Discovering English Ancestors

Here is the stated purpose of this website:
The purpose of this web site is to provide an outline of some efficient ways to trace English persons in the past. It does not attempt to cover the rest of the British Isles. The researcher can scan through it quickly and click on the underlined terms for greater details in less familiar areas. The overall approach is to list web sites where the sources can be searched on-line, and then to list the key books and filmed materials in the Family History Library (hereafter FHL) in Salt Lake City and at Brigham Young University (BYU) in nearby Provo, Utah, needed to do original research. 

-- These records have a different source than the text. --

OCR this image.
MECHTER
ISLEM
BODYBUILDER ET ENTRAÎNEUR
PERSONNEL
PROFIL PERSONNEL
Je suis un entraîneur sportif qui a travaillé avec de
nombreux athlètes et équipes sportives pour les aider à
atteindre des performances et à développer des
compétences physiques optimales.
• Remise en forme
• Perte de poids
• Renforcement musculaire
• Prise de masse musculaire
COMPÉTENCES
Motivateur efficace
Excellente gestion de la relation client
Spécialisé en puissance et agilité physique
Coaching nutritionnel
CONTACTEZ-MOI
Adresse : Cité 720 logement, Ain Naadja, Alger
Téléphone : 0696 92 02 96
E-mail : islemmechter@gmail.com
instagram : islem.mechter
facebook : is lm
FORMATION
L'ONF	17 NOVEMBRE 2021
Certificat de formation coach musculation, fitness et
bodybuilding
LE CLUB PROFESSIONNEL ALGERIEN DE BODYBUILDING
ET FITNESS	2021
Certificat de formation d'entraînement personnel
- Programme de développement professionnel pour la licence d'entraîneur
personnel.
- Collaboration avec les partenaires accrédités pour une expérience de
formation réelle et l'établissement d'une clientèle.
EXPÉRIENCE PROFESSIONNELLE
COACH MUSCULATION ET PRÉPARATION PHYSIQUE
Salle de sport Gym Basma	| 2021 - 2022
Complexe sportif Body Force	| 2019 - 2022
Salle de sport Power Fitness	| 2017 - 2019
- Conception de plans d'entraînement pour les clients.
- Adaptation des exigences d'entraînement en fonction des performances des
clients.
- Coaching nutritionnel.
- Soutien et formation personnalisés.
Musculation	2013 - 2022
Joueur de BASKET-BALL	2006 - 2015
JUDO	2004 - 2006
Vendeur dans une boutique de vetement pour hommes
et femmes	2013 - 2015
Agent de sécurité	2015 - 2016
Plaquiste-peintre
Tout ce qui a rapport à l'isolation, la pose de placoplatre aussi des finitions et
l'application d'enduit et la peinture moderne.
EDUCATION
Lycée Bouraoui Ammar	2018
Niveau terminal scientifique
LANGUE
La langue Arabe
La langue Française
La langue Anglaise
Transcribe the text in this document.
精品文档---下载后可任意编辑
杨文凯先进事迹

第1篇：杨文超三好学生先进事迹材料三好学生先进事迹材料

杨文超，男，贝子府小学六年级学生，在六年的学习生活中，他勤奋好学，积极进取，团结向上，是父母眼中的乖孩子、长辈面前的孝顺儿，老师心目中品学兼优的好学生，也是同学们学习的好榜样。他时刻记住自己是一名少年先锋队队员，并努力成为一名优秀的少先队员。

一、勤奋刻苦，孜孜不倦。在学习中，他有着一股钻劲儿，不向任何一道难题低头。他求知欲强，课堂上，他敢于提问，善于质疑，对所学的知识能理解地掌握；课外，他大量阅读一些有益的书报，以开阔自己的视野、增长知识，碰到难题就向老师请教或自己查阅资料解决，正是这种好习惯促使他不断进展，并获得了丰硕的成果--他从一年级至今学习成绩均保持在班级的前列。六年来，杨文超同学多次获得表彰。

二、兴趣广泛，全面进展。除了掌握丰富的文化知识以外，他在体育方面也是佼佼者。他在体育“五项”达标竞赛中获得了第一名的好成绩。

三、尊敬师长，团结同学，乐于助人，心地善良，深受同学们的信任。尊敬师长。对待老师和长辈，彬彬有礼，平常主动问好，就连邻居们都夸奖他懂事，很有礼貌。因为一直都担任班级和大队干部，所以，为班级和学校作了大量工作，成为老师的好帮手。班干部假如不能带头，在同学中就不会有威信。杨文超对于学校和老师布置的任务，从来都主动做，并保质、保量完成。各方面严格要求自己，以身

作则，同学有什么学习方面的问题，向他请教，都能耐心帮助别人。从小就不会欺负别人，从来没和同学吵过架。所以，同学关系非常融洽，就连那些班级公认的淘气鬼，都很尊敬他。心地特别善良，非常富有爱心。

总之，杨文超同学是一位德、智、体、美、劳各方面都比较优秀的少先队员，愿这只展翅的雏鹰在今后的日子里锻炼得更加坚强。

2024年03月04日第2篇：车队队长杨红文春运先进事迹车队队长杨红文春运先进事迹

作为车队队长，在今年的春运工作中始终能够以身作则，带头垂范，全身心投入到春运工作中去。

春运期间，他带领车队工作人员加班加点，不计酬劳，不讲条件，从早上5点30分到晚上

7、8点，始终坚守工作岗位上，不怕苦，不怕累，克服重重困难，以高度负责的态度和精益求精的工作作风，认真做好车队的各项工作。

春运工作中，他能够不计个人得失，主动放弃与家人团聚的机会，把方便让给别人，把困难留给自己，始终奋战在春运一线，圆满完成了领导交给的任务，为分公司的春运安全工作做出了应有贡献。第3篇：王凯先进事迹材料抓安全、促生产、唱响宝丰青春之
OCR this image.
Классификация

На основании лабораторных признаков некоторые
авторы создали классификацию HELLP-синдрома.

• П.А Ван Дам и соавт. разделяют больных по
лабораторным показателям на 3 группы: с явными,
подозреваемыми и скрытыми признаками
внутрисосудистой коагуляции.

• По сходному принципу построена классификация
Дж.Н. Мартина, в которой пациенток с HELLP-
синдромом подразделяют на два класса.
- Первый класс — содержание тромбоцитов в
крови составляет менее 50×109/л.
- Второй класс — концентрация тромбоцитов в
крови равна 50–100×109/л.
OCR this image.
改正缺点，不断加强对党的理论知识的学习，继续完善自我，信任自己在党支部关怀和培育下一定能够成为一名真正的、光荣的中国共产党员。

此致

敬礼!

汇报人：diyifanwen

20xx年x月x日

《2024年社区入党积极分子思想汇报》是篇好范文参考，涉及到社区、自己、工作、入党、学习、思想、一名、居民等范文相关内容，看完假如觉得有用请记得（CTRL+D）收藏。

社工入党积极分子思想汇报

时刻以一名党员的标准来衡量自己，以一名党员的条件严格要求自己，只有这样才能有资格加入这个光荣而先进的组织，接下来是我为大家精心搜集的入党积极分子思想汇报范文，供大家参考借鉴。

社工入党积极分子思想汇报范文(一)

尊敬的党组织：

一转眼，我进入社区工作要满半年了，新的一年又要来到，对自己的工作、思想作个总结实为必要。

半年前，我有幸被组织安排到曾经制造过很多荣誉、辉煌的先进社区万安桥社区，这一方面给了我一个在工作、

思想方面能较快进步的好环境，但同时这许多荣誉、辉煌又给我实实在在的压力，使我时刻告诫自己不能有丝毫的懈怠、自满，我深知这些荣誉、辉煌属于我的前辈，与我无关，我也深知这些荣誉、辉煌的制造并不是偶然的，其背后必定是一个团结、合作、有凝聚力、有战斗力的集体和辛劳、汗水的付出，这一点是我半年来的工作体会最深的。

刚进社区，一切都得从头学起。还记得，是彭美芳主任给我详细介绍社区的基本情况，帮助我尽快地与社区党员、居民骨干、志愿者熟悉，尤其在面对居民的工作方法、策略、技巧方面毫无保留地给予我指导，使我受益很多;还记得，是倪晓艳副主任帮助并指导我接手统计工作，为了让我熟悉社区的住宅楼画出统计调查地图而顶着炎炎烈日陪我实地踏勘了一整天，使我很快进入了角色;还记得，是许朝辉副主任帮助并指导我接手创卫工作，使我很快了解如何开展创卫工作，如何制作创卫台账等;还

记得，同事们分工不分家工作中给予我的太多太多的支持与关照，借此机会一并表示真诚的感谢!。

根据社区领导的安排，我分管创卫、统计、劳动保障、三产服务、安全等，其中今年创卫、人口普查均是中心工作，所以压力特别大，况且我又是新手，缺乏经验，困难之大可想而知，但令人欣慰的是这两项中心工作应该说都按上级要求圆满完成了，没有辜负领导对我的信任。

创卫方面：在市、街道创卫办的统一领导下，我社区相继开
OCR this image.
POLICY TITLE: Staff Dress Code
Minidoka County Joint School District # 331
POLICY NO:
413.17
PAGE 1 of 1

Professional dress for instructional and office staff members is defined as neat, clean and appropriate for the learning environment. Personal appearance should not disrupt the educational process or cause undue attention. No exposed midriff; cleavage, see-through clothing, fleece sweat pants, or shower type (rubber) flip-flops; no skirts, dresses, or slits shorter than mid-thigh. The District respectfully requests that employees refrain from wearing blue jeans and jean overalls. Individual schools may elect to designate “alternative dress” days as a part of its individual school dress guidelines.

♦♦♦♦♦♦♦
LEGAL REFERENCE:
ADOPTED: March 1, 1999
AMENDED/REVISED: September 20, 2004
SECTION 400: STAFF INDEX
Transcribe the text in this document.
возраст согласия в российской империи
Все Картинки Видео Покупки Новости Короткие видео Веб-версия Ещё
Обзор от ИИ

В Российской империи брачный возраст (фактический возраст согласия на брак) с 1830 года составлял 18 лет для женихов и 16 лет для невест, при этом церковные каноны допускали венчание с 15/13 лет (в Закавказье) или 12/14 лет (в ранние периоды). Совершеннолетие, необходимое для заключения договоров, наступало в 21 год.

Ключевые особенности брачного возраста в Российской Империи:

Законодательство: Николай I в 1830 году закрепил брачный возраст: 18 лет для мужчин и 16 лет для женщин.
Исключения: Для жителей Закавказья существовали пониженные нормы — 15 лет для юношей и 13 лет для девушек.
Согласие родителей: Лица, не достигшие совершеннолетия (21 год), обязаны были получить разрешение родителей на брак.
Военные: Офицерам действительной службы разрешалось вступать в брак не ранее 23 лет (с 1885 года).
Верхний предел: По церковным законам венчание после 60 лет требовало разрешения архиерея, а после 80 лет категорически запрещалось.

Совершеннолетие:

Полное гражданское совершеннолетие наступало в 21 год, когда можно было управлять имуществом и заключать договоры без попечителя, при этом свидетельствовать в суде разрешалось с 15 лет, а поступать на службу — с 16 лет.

This web site is meant to assist professional scholars doing biography, demography, prosopography, the study of a place or the family as an institution as well as the genealogist. If you are interested in personal family history or are a beginning genealogist continue with the next section. If you are a professional scholar or seasoned genealogist in English research you may wish to skip to the last two sections on Web Sites and Major Records for Original Research.
Welsch Mormon History

I happen to have Welsh ancestors. Believe me, if you do, you need all the help you can get. Here is a summary of this helpful website. 
Welsh Mormon History seeks to find and share information about the Welsh converts to Mormonism who immigrated to the United States in the 19th century. Family history students at Brigham Young University are working to document each immigrant through the available records of the time, as well as linking journals, biographies, and photos to each immigrant.
The last Project listed by the Center for Family History and Genealogy is the Family History Companion. Some of the information here might be useful, but the Guide referred to on the website has been discontinued and replaced, so the information is somewhat outdated.